Through names I walk

Meuse-Argonne cemetery, c. 1919
When visiting the battlefields of France and Belgium, one can't help but be struck by the overwhelming number of cemeteries and memorials.  The lines of headstones, the columns of names – they are simply staggering.  In these places, Dante's lines from The Inferno, quoted by TS Eliot in The Wasteland, echo deeply: "I had not thought death had undone so many."   

Daniel Sargent's poem "Names" tenderly considers the thousands upon thousands of inscriptions, the names of those who died in The Great War, focusing on the simple names of two very ordinary men. 

To Leon Cathlin

....But names are the things.  The names are everywhere.
Through names I walk.  The names, at them I stare. 
I am beleaguered by them as at night
In a city we are dazzled left and right
By the fiery advertisements, and we see
No city but the electricity….

…some little group will pass
Seeking their fathers sleeping in the grass.
Tingle Culbertson, Meuse-Argonne Cemetery
They'll read these names with love and with dismay:
"These were our kin and yet they passed away." 
A hundred years from now some archivist
Also may read the names and make a list. 
A thousand years from now there still may be
A road for goats into this privacy,
And perhaps a singing visitor may come,
Perhaps a child blue-berrying with blue thumb,
Who cannot read, who may for all we know
Laugh in the dialect of the Esquimaux.
And yet the names were not for her and not
For all the rest that wandered in this lot.
Whom are they for?  We do not have to guess.
Our bones proclaim it in their stubbornness.
There's One who knows our name as well as we:
He badged our bones at birth with identity.

And when He comes…--But look, but look: the sky
Now blossoms like a morning glory on high.
"O Lord of Hosts, in the glory Thou comest with,
Behold us here:  Joe Baker and John Smith." 

Daniel Sargent, the author of this excerpt (the full text of the poem appears in the 1962 volume Everything Happened) volunteered to drive ambulance for the American Field Service in 1916, when America was a neutral nation.  When the US entered the war in the spring of 1917, he enlisted with the doughboys and served at the battle of Cantigy in May of 1918, America's first offensive in The Great War.  He survived and returned home, becoming a published poet and professor of English at Harvard.    Many of his friends did not return.  
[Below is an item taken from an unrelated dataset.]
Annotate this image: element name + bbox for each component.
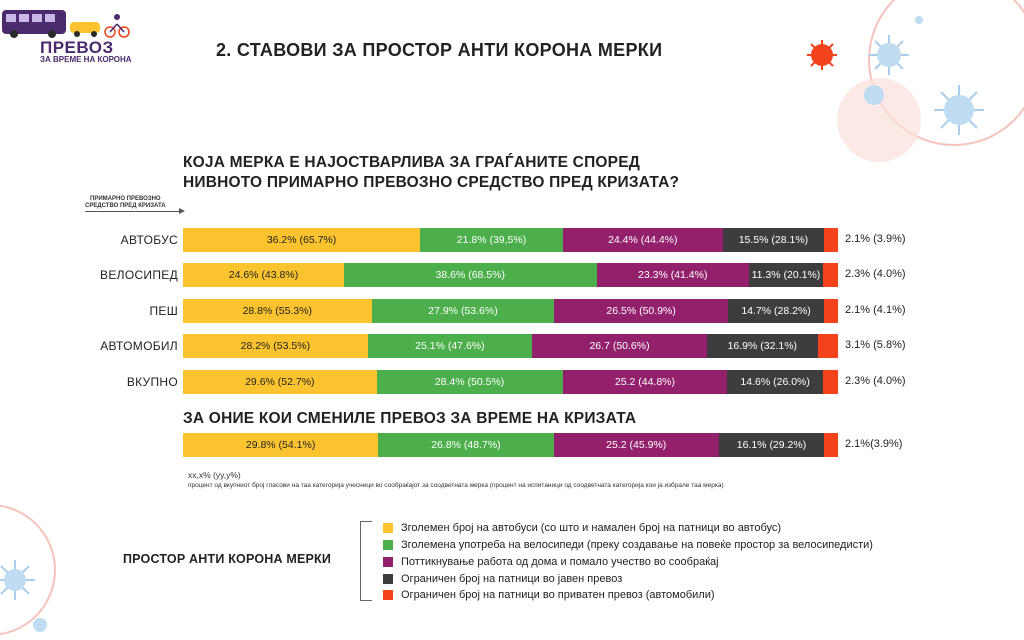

Dan Sargent and Tingle Culbertson,
with the American Ambulance Service
I've listened to the audiotape of Sargent's interview with Lyn MacDonald (he is quoted in her book Roses of No Man's Land), and I was struck by his charm and good humor, as well as by the note of sadness that underlies his remembrances of the war and of his friends who died in battle.  The poem "Names" gives voice to the sorrow of that loss, as well as to the eternal hope that Sargent found during the war in France, a faith that gave him purpose and meaning for the rest of his life (he died at age 96 in 1987).